Titelteam Stuttgarter Zeitung: Andreas Müller (mül)

Stuttgart - Die Staatsanwaltschaft arbeitete ausnahmsweise einmal schneller als angekündigt. Drei Monate - also bis nach der Wahl - glaubten die Stuttgarter Ermittler eigentlich zu benötigen, um die Strafanzeigen gegen Ministerpräsident Stefan Mappus und Finanzminister Willi Stächele (beide CDU) wegen des EnBW-Deals zu prüfen. Aber dann kamen sie doch schon nach wenigen Wochen zu dem Ergebnis, dass es nichts zu ermitteln gebe: Für den Anfangsverdacht der Untreue fehle es an konkreten Anhaltspunkten, der Aktienkauf könne ein "treuwidriges Risikogeschäft" gewesen sein. Nichts deute darauf hin, dass gegen die "Regeln der kaufmännischen Sorgfalt" verstoßen worden sei. Ein Vermögensschaden lasse sich so wenig erkennen wie eine Vermögensgefährdung. Also, lautete das Fazit der für politisch heikle Fälle zuständigen Staatsanwältin, gebe es keine "verfolgbare Straftat".

 

Inzwischen, keine drei Wochen später, steht der Persilschein der Justiz in einem seltsamen Kontrast zur politischen Diskussion. Die dreht sich zusehends um die Frage, welche Vermögensschäden dem Land durch Mappus' milliardenschweren Überrumpelungscoup drohen. Bis in CDU-Kreise hinein wird bereits der Vergleich mit dem Skandal um die Hypo Alpe Adria gezogen - jener österreichischen Bank, bei der sich die BayernLB viel zu teuer einkaufte, die für den Freistaat zum Milliardengrab wurde und längst die Staatsanwaltschaft und einen Untersuchungsausschuss beschäftigt. Selbst wenn der Ministerpräsident die Wahl noch einmal gewinnen sollte, prophezeien Parteifreunde, werde er seines Amts nicht mehr froh: Dann müsse er ausbaden, was er mit der Geheimaktion angerichtet habe.

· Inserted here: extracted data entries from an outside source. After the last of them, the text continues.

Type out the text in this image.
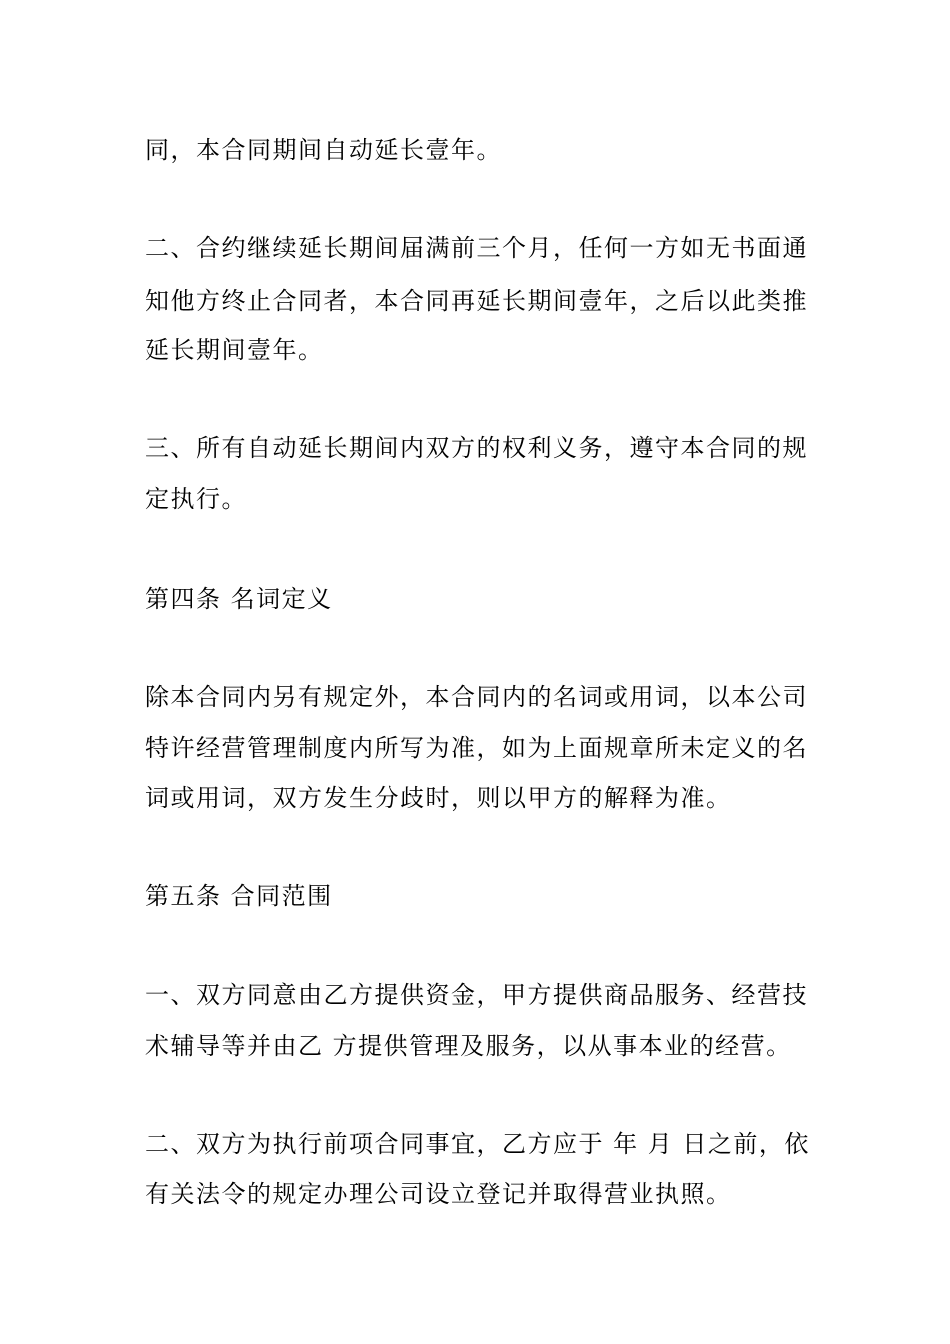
同，本合同期间自动延长壹年。
二、合约继续延长期间届满前三个月，任何一方如无书面通
知他方终止合同者，本合同再延长期间壹年，之后以此类推
延长期间壹年。
三、所有自动延长期间内双方的权利义务，遵守本合同的规
定执行。
第四条 名词定义
除本合同内另有规定外，本合同内的名词或用词，以本公司
特许经营管理制度内所写为准，如为上面规章所未定义的名
词或用词，双方发生分歧时，则以甲方的解释为准。
第五条 合同范围
一、双方同意由乙方提供资金，甲方提供商品服务、经营技
术辅导等并由乙 方提供管理及服务，以从事本业的经营。
二、双方为执行前项合同事宜，乙方应于 年 月 日之前，依
有关法令的规定办理公司设立登记并取得营业执照。
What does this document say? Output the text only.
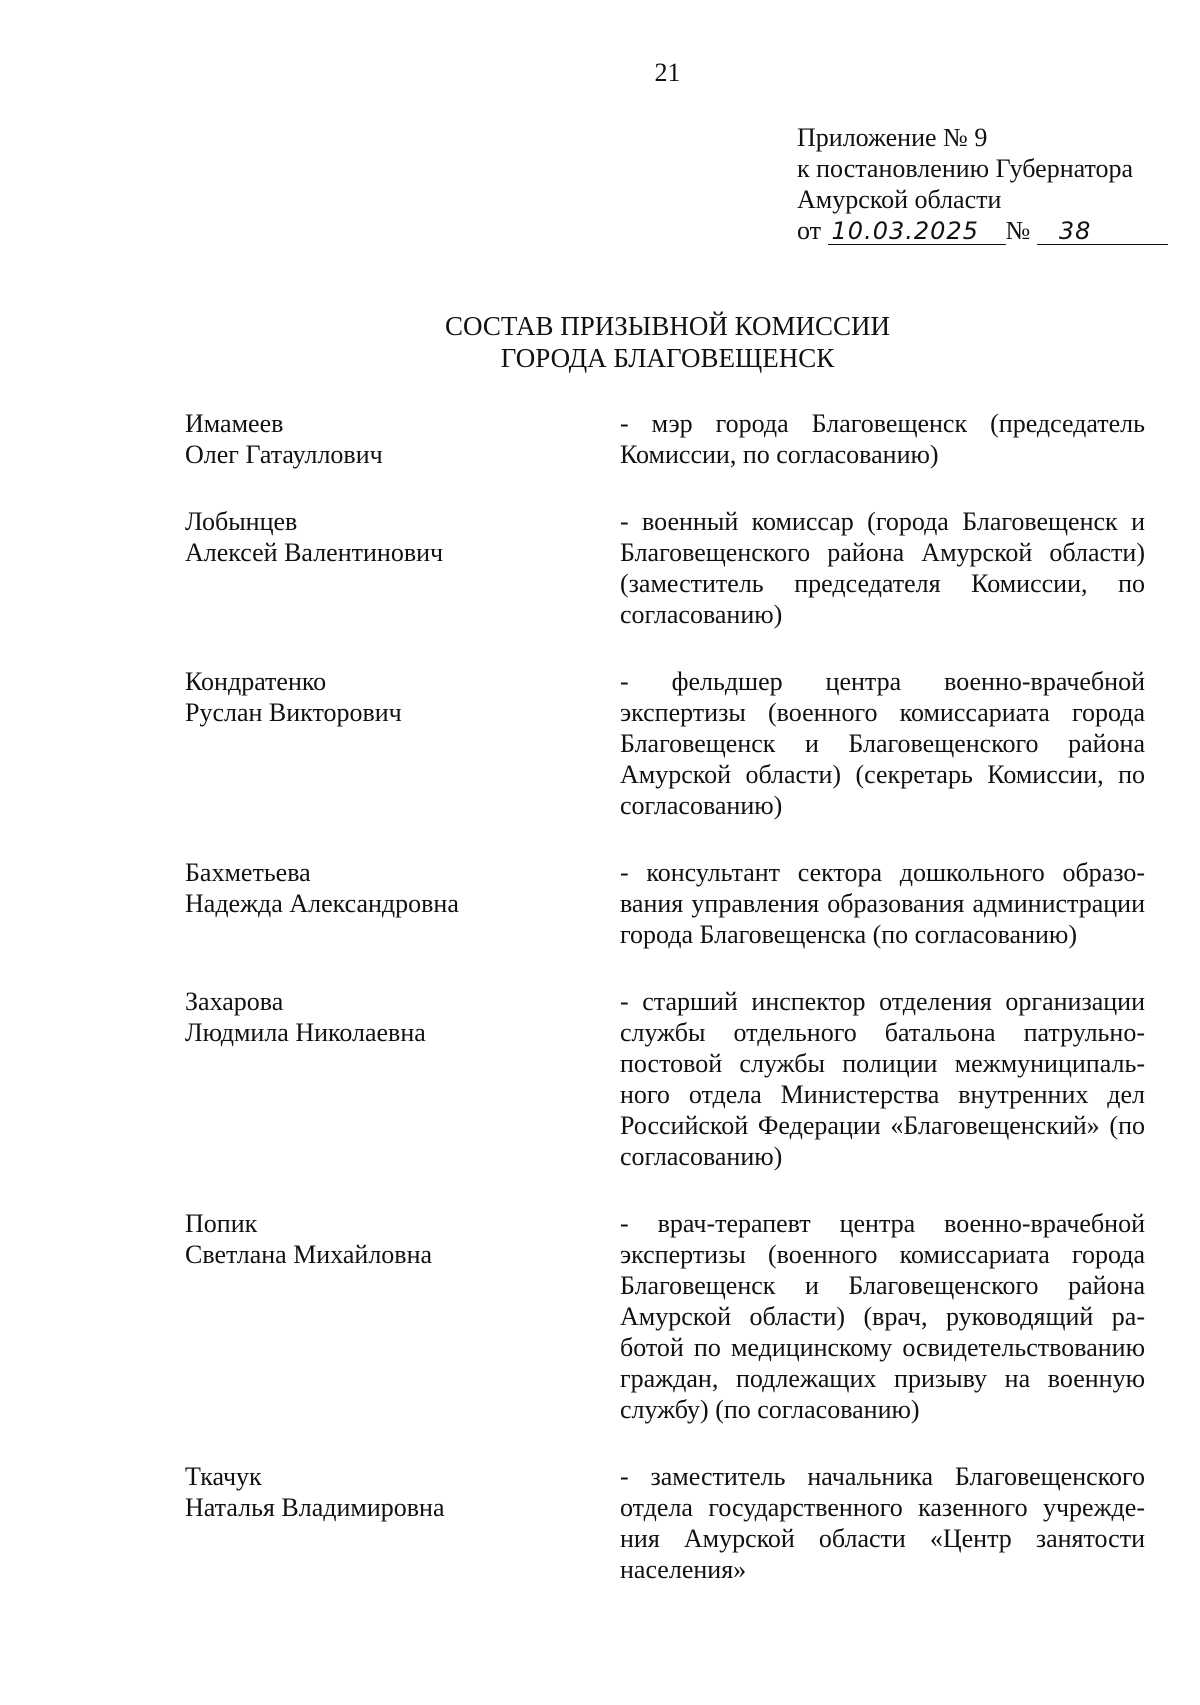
21
Приложение № 9
к постановлению Губернатора
Амурской области
от 10.03.2025 № 38
СОСТАВ ПРИЗЫВНОЙ КОМИССИИ
ГОРОДА БЛАГОВЕЩЕНСК
Имамеев
Олег Гатауллович
- мэр города Благовещенск (председатель Комиссии, по согласованию)
Лобынцев
Алексей Валентинович
- военный комиссар (города Благовещенск и Благовещенского района Амурской области) (заместитель председателя Комиссии, по согласованию)
Кондратенко
Руслан Викторович
- фельдшер центра военно-врачебной экспертизы (военного комиссариата города Благовещенск и Благовещенского района Амурской области) (секретарь Комиссии, по согласованию)
Бахметьева
Надежда Александровна
- консультант сектора дошкольного образования управления образования администрации города Благовещенска (по согласованию)
Захарова
Людмила Николаевна
- старший инспектор отделения организации службы отдельного батальона патрульно-постовой службы полиции межмуниципального отдела Министерства внутренних дел Российской Федерации «Благовещенский» (по согласованию)
Попик
Светлана Михайловна
- врач-терапевт центра военно-врачебной экспертизы (военного комиссариата города Благовещенск и Благовещенского района Амурской области) (врач, руководящий работой по медицинскому освидетельствованию граждан, подлежащих призыву на военную службу) (по согласованию)
Ткачук
Наталья Владимировна
- заместитель начальника Благовещенского отдела государственного казенного учреждения Амурской области «Центр занятости населения»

Früher als erwartet erfüllt sich nun auch die Sorge von Regierungsstrategen, der EnBW-Deal könne zum Gegenstand eines Untersuchungsausschusses werden. Für die Grünen ist mit den neuen Informationen über die späte Einbeziehung des Finanzministers das Maß voll: Sie fordern ein solches Gremium für die Zeit nach der Wahl - unabhängig davon, wer dann regiert. Dass ausgerechnet jetzt ein Vermerk Willi Stächeles bekannt wird, wonach er erst am Vorabend um 23 Uhr eingeweiht wurde, wundert manche Koalitionskollegen nicht. Stächele wolle wohl deutlich machen, dass er das Milliardengeschäft, entgegen allen offiziellen Beteuerungen, schon aus Zeitgründen gar nicht näher prüfen konnte. Für die immer klarer werdenden Risiken, so die Botschaft, könne man ihn nicht in Haftung nehmen.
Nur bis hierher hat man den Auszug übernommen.